Moths inspire the solution for screen glare problem
A STEALTH capability that helps moths avoid predators could lead to smartphones and tablets that are easier to read outside.
Moths’ eyes are covered with tiny structures that prevent them reflecting light and alerting night-time hunters looking for a meal. They also help the insects see in the dark.
Scientists have copied the moth nanotechnology to produce an antireflective film that allows words and images to show up clearly on mobile devices even in bright sunlight.
The film reflects just 0.23 per cent of the light falling on it, far less than the 4.4 per cent reflected from the surface of an iphone. Strong light bouncing off a screen washes out the display, making it necessary to run for shade to check your emails.
Dr Shin-tson Wu, lead researcher from the College of Optics and Photonics at the University of Central Florida, said: “Using our flexible antireflection film on smartphones and tablets will make the screen bright and sharp, even when viewed outside.

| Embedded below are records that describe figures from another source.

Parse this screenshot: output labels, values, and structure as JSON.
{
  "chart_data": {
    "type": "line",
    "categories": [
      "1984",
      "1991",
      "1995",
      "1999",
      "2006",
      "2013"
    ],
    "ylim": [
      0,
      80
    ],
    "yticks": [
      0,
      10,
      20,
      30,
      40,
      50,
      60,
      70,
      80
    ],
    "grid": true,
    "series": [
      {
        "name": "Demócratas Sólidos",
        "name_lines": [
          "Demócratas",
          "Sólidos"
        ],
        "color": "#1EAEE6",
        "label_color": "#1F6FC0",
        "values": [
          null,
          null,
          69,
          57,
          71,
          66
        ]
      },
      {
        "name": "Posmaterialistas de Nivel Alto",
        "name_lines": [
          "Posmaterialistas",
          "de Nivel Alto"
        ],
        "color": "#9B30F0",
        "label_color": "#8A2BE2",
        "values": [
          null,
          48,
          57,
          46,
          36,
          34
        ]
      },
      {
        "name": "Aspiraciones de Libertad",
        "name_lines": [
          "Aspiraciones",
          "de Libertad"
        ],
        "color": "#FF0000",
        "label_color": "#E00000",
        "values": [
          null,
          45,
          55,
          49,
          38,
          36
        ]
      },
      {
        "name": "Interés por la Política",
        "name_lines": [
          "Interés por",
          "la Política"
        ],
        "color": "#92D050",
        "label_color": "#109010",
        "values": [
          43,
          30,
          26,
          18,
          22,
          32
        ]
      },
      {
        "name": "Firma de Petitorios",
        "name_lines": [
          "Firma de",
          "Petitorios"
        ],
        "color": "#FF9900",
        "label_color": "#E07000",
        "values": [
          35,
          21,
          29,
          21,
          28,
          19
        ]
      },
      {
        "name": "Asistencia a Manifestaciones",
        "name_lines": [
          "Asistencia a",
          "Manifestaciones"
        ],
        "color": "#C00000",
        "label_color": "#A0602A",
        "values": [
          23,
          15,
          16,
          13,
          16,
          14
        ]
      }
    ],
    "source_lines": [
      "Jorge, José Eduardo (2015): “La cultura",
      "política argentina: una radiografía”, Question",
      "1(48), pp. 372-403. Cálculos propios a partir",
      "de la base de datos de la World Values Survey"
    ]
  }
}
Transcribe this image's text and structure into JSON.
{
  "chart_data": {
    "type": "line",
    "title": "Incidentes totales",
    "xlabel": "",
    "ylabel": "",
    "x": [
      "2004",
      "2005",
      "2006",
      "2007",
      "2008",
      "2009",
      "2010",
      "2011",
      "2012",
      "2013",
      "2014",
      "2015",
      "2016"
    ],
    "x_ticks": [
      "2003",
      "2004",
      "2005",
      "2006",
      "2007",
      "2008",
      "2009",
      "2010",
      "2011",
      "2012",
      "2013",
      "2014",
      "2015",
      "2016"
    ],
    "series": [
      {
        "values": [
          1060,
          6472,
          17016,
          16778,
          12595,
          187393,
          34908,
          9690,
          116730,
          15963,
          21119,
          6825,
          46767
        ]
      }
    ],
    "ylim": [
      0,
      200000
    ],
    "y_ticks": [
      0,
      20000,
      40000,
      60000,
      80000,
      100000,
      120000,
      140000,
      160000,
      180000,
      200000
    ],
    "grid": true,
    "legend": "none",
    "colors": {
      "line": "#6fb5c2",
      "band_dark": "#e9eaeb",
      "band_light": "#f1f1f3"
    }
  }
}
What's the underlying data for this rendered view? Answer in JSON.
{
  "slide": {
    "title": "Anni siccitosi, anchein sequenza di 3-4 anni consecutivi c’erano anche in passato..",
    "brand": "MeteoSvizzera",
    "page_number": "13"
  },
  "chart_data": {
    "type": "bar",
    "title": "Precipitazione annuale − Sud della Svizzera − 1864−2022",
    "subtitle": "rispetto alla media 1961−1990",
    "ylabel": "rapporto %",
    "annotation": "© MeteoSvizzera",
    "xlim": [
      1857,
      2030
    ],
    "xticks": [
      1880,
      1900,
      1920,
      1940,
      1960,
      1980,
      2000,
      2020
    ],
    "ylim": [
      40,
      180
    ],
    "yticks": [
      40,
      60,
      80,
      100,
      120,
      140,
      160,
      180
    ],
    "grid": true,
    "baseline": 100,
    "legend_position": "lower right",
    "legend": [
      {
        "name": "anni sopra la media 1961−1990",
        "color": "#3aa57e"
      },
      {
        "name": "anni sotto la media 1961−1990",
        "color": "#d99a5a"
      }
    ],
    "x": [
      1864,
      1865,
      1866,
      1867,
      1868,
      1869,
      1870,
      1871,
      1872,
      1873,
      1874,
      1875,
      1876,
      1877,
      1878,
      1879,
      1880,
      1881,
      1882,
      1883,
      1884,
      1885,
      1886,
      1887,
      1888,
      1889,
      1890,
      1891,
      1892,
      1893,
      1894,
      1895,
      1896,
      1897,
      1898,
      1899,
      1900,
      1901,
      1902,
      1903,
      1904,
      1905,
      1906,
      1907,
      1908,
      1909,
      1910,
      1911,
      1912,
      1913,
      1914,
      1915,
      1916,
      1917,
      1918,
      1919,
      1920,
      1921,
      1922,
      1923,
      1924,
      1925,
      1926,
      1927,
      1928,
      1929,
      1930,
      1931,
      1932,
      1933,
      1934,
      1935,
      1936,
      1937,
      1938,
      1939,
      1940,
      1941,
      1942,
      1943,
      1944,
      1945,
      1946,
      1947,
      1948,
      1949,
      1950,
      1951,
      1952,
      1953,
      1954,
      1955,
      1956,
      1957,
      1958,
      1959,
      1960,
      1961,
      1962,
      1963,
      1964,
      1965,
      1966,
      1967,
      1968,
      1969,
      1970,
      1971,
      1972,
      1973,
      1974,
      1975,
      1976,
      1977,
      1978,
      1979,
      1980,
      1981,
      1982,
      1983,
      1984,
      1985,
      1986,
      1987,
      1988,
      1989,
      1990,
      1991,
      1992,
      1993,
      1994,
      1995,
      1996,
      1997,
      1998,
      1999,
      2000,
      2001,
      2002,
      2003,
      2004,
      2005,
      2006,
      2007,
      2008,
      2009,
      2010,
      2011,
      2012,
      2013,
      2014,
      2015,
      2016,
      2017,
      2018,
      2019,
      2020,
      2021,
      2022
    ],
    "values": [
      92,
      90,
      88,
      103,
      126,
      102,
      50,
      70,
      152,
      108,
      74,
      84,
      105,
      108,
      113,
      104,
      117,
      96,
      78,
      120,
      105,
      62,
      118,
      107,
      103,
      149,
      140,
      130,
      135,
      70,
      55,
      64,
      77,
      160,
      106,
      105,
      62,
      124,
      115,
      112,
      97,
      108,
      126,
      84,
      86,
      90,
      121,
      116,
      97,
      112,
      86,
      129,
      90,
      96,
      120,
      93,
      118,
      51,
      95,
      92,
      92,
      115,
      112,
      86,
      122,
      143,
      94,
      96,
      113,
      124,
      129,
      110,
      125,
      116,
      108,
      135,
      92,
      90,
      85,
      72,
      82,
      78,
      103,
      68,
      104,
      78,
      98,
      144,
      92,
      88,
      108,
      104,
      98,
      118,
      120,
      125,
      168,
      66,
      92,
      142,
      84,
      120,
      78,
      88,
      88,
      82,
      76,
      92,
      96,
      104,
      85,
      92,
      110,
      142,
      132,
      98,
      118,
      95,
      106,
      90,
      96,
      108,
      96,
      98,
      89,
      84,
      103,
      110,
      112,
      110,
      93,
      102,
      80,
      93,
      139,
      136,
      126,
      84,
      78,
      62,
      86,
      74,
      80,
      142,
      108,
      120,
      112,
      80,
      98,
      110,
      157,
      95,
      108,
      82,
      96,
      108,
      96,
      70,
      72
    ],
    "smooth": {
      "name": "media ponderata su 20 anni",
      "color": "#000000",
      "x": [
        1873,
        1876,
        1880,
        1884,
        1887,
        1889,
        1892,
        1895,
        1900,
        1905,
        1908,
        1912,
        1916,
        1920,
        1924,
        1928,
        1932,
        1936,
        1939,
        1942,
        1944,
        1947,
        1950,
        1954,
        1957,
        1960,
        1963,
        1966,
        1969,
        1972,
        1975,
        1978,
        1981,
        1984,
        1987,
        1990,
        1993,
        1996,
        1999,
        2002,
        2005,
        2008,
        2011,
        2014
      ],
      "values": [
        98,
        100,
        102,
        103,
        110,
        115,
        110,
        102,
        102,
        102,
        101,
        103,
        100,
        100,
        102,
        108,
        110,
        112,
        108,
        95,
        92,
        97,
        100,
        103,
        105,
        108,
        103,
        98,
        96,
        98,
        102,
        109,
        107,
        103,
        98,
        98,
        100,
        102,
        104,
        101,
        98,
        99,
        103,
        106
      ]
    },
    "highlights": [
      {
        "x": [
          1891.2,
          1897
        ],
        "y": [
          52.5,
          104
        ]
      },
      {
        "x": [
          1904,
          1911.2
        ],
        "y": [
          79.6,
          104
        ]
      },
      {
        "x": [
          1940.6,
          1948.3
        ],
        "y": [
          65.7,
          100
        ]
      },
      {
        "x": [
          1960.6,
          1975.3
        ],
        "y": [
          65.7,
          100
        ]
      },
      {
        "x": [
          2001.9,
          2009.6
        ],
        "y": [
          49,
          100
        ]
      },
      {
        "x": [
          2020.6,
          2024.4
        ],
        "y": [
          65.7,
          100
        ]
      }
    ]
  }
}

“In addition to exhibiting low reflection, our nature-inspired film is also scratch resistant and self-cleaning, which would protect touch screens from dust and fingerprints.”
The technology is described in latest issue of the journal Optica. To get round the reflection problem, many smartphones use a sensor to detect bright ambient light and boost screen brightness. While this improves readability, it also drains battery power.
Looking for a better solution, the researchers eventually decided to seek lessons from nature.